Lavrov and Edelstein.
(photo credit: REUTERS,MARC ISRAEL SELLEM)
MOSCOW – Israel could become collateral damage to the growing tensions between the US and Russia, Knesset Speaker Yuli Edelstein said following a meeting on Thursday with Russian Foreign Minister Sergei Lavrov.
“If you’re standing next to a boxing match between two heavyweights, you might get elbowed,” he quipped.
Edelstein – a former refusenik who in 1984 was sentenced to hard labor – is on an official visit to Moscow, during which he addressed the Russian parliament in Hebrew, the language he had been arrested for teaching.
“Israel has an interest in good relations between the US and Russia. We don’t like the militant talk,” Edelstein said. “If the US and Russia are working out their issues right on our northern border, we will be hit by the spillover. The tension is not good for Israel.”
The Knesset Speaker explained that poor Russia-US relations adversely impact the war on terrorism, which he said “all reasonable countries must united to fight.”
Edelstein gave Lavrov photos and biographies of Oron Shaul and Hadar Goldin, IDF soldiers whose bodies have been held by Hamas in Gaza since 2014, and of Guy Hever, a soldier who has been missing since 1997.
Lavrov said he was familiar with the situation and will do what he can to help.
Edelstein also spoke to Lavrov about Israel’s security concerns related to Iran and the fighting in Syria, urging him to warn Tehran against threatening to destroy Israel.
“Call it a Holocaust complex if you like, but I take it seriously when someone threatens to destroy us.”
He also expressed concerns about Iranian proxy Hezbollah’s presence on Israel’s border with Syria.
He categorized Lavrov’s response by saying, “Russia has a different view” and that there was a “ping-pong” match of opposing views between them.
Lavrov, Edelstein said, expressed concerned about Israel making retaliatory strikes against targets in Syria, but understood that Israel has security needs.
“We don’t see eye to eye, but it was important to me to clarify that Israel won’t tolerate spillover into Israel,” Edelstein pointed out, adding that it was still worth presenting Israel’s stance because of the central role Russia is playing in the region.
In an interview with The Jerusalem Post on how Israel maintains warm ties with Russia despite disagreements on Syria, Edelstein went into further detail: “Israel has its own redlines, and it’s not a secret that we can’t tolerating the shooting from the Syrian side into the Israeli territory, and we definitely cannot tolerate the presence of Hezbollah or Iran... and we are trying to discuss that with the Russian leadership,” he explained.
“There’s a possibility for a dialogue and strategic discussions.
The army is trying to coordinate immediate issues.

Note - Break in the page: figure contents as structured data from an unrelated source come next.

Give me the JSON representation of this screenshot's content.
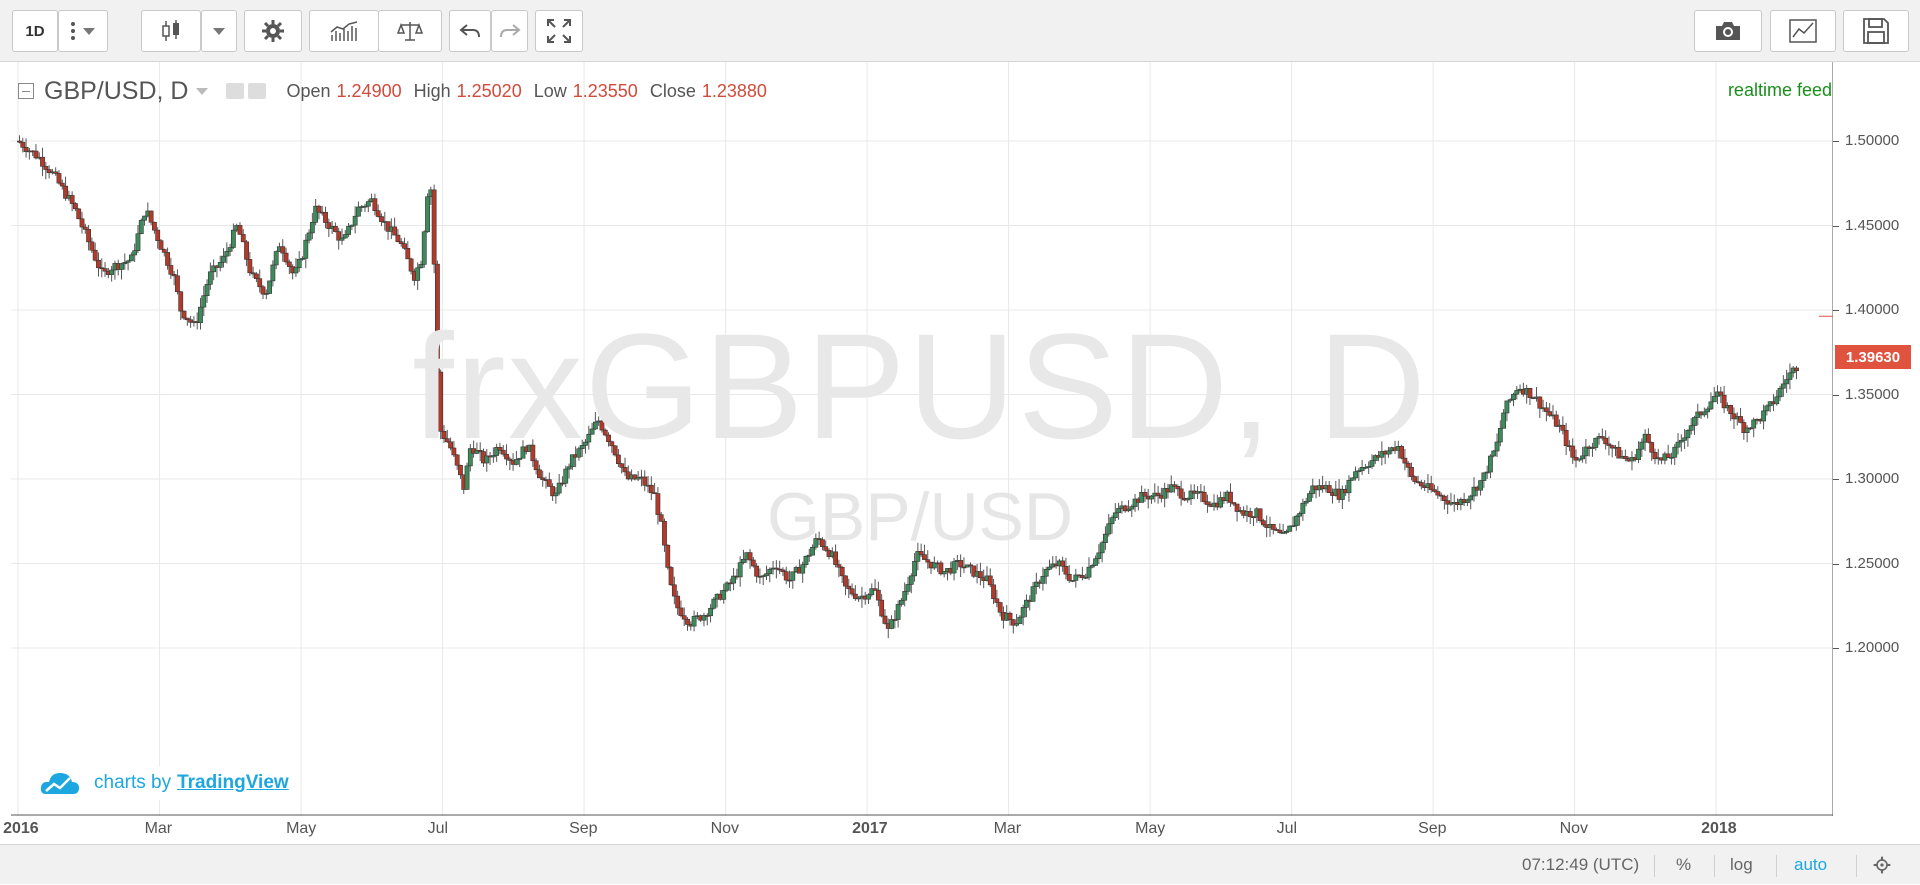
{
  "toolbar": {
    "interval_label": "1D",
    "icons": [
      "more-vertical-icon",
      "chevron-down-icon",
      "candles-icon",
      "chevron-down-icon",
      "gear-icon",
      "indicators-icon",
      "compare-scale-icon",
      "undo-icon",
      "redo-icon",
      "fullscreen-icon",
      "camera-icon",
      "chart-line-icon",
      "save-icon"
    ]
  },
  "legend": {
    "symbol": "GBP/USD, D",
    "open_label": "Open",
    "open_value": "1.24900",
    "high_label": "High",
    "high_value": "1.25020",
    "low_label": "Low",
    "low_value": "1.23550",
    "close_label": "Close",
    "close_value": "1.23880"
  },
  "status": {
    "realtime": "realtime feed"
  },
  "watermark": {
    "main": "frxGBPUSD, D",
    "sub": "GBP/USD"
  },
  "attribution": {
    "prefix": "charts by",
    "brand": "TradingView"
  },
  "last_price": "1.39630",
  "colors": {
    "up": "#3d8a5b",
    "down": "#b33a2a",
    "last_price": "#e0533f",
    "accent": "#1ca7e0"
  },
  "bottom_bar": {
    "time": "07:12:49 (UTC)",
    "percent": "%",
    "log": "log",
    "auto": "auto"
  },
  "chart_data": {
    "type": "candlestick",
    "price_ticks": [
      "1.50000",
      "1.45000",
      "1.40000",
      "1.35000",
      "1.30000",
      "1.25000",
      "1.20000"
    ],
    "price_tick_values": [
      1.5,
      1.45,
      1.4,
      1.35,
      1.3,
      1.25,
      1.2
    ],
    "time_ticks": [
      {
        "label": "2016",
        "bold": true,
        "index": 0
      },
      {
        "label": "Mar",
        "bold": false,
        "index": 2
      },
      {
        "label": "May",
        "bold": false,
        "index": 4
      },
      {
        "label": "Jul",
        "bold": false,
        "index": 6
      },
      {
        "label": "Sep",
        "bold": false,
        "index": 8
      },
      {
        "label": "Nov",
        "bold": false,
        "index": 10
      },
      {
        "label": "2017",
        "bold": true,
        "index": 12
      },
      {
        "label": "Mar",
        "bold": false,
        "index": 14
      },
      {
        "label": "May",
        "bold": false,
        "index": 16
      },
      {
        "label": "Jul",
        "bold": false,
        "index": 18
      },
      {
        "label": "Sep",
        "bold": false,
        "index": 20
      },
      {
        "label": "Nov",
        "bold": false,
        "index": 22
      },
      {
        "label": "2018",
        "bold": true,
        "index": 24
      }
    ],
    "ylim": [
      1.175,
      1.51
    ],
    "x_range_months": [
      -0.1,
      25.2
    ],
    "close_path": [
      [
        -0.1,
        1.52
      ],
      [
        0.0,
        1.5
      ],
      [
        0.3,
        1.49
      ],
      [
        0.5,
        1.48
      ],
      [
        0.8,
        1.46
      ],
      [
        1.0,
        1.44
      ],
      [
        1.2,
        1.42
      ],
      [
        1.3,
        1.425
      ],
      [
        1.6,
        1.43
      ],
      [
        1.8,
        1.46
      ],
      [
        2.0,
        1.44
      ],
      [
        2.2,
        1.42
      ],
      [
        2.3,
        1.4
      ],
      [
        2.5,
        1.39
      ],
      [
        2.7,
        1.42
      ],
      [
        2.9,
        1.43
      ],
      [
        3.1,
        1.45
      ],
      [
        3.3,
        1.42
      ],
      [
        3.5,
        1.41
      ],
      [
        3.7,
        1.44
      ],
      [
        3.9,
        1.42
      ],
      [
        4.0,
        1.43
      ],
      [
        4.2,
        1.46
      ],
      [
        4.4,
        1.45
      ],
      [
        4.6,
        1.44
      ],
      [
        4.8,
        1.46
      ],
      [
        5.0,
        1.465
      ],
      [
        5.2,
        1.45
      ],
      [
        5.4,
        1.44
      ],
      [
        5.6,
        1.42
      ],
      [
        5.7,
        1.43
      ],
      [
        5.8,
        1.475
      ],
      [
        5.85,
        1.47
      ],
      [
        5.95,
        1.33
      ],
      [
        6.1,
        1.32
      ],
      [
        6.3,
        1.295
      ],
      [
        6.4,
        1.32
      ],
      [
        6.6,
        1.31
      ],
      [
        6.8,
        1.32
      ],
      [
        7.0,
        1.31
      ],
      [
        7.2,
        1.32
      ],
      [
        7.4,
        1.3
      ],
      [
        7.6,
        1.29
      ],
      [
        7.8,
        1.31
      ],
      [
        8.0,
        1.32
      ],
      [
        8.2,
        1.335
      ],
      [
        8.4,
        1.32
      ],
      [
        8.6,
        1.3
      ],
      [
        8.8,
        1.3
      ],
      [
        9.0,
        1.29
      ],
      [
        9.1,
        1.27
      ],
      [
        9.2,
        1.24
      ],
      [
        9.3,
        1.225
      ],
      [
        9.5,
        1.215
      ],
      [
        9.7,
        1.22
      ],
      [
        9.9,
        1.23
      ],
      [
        10.1,
        1.24
      ],
      [
        10.3,
        1.255
      ],
      [
        10.5,
        1.24
      ],
      [
        10.7,
        1.25
      ],
      [
        10.9,
        1.24
      ],
      [
        11.1,
        1.25
      ],
      [
        11.3,
        1.265
      ],
      [
        11.5,
        1.255
      ],
      [
        11.7,
        1.235
      ],
      [
        11.9,
        1.23
      ],
      [
        12.1,
        1.235
      ],
      [
        12.3,
        1.21
      ],
      [
        12.5,
        1.23
      ],
      [
        12.7,
        1.255
      ],
      [
        12.9,
        1.25
      ],
      [
        13.1,
        1.245
      ],
      [
        13.3,
        1.25
      ],
      [
        13.5,
        1.245
      ],
      [
        13.7,
        1.24
      ],
      [
        13.9,
        1.22
      ],
      [
        14.1,
        1.215
      ],
      [
        14.3,
        1.23
      ],
      [
        14.5,
        1.245
      ],
      [
        14.7,
        1.25
      ],
      [
        14.9,
        1.24
      ],
      [
        15.1,
        1.245
      ],
      [
        15.3,
        1.26
      ],
      [
        15.5,
        1.28
      ],
      [
        15.7,
        1.285
      ],
      [
        15.9,
        1.29
      ],
      [
        16.1,
        1.29
      ],
      [
        16.3,
        1.295
      ],
      [
        16.5,
        1.29
      ],
      [
        16.7,
        1.29
      ],
      [
        16.9,
        1.285
      ],
      [
        17.1,
        1.29
      ],
      [
        17.3,
        1.28
      ],
      [
        17.5,
        1.28
      ],
      [
        17.7,
        1.27
      ],
      [
        17.9,
        1.265
      ],
      [
        18.1,
        1.28
      ],
      [
        18.3,
        1.295
      ],
      [
        18.5,
        1.295
      ],
      [
        18.7,
        1.29
      ],
      [
        18.9,
        1.305
      ],
      [
        19.1,
        1.31
      ],
      [
        19.3,
        1.315
      ],
      [
        19.5,
        1.32
      ],
      [
        19.7,
        1.3
      ],
      [
        19.9,
        1.295
      ],
      [
        20.1,
        1.29
      ],
      [
        20.3,
        1.285
      ],
      [
        20.5,
        1.29
      ],
      [
        20.7,
        1.3
      ],
      [
        20.9,
        1.32
      ],
      [
        21.0,
        1.34
      ],
      [
        21.2,
        1.355
      ],
      [
        21.4,
        1.35
      ],
      [
        21.6,
        1.34
      ],
      [
        21.8,
        1.33
      ],
      [
        22.0,
        1.31
      ],
      [
        22.2,
        1.32
      ],
      [
        22.4,
        1.325
      ],
      [
        22.6,
        1.315
      ],
      [
        22.8,
        1.31
      ],
      [
        23.0,
        1.325
      ],
      [
        23.2,
        1.31
      ],
      [
        23.4,
        1.315
      ],
      [
        23.6,
        1.33
      ],
      [
        23.8,
        1.34
      ],
      [
        24.0,
        1.35
      ],
      [
        24.2,
        1.34
      ],
      [
        24.4,
        1.33
      ],
      [
        24.6,
        1.335
      ],
      [
        24.8,
        1.345
      ],
      [
        25.0,
        1.36
      ],
      [
        25.2,
        1.37
      ]
    ]
  }
}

It is our task to coordinate issues armies can’t, meaning not just an immediate tactical prevention of a clash, but what will happen next.”
Edelstein said he saw his trip as a chance to show Israel’s redlines to Russia.
What wasn’t on the table, however, was Russia’s lessthan- stellar human rights record.
When asked about the topic, Edelstein replied, “I’m here to represent the State of Israel, and we always think about the fate of the Jewish community.”
Russia has come a long way since he was a Prisoner of Zion, Edelstein noted. “There is a huge difference, and it’s not just the cell [I was in that] had 40 prisoners and now it has 20. I am talking about the open borders.
“I was not trying to be a hero who overthrows the Soviet regime. I hated that regime passionately. But the thing I wanted was to leave and come to Israel and become an Israeli. And today, everyone can do so, not just Jews.
“This is a difference that we always have to keep in mind, because this is something that sometimes people tend to forget,” he emphasized.
As for the surreality of a former prisoner visiting the place where he was once imprisoned and having the metaphorical red carpet rolled out for him, Edelstein said he started to feel what many people told him before the trip, that this was a victory.
“Everyone asks me, ‘So, did they apologize? Did they tell you they were sorry? Did they ask for your forgiveness?’ And I don’t need it. I think the very fact that I am here as the speaker of the Knesset on an official visit with a speech to the parliament... received by all the VIPs in this country. What could someone’s apology add to that? I think that the apology is that I am where I am. Instead of an apology, it’s a victory.”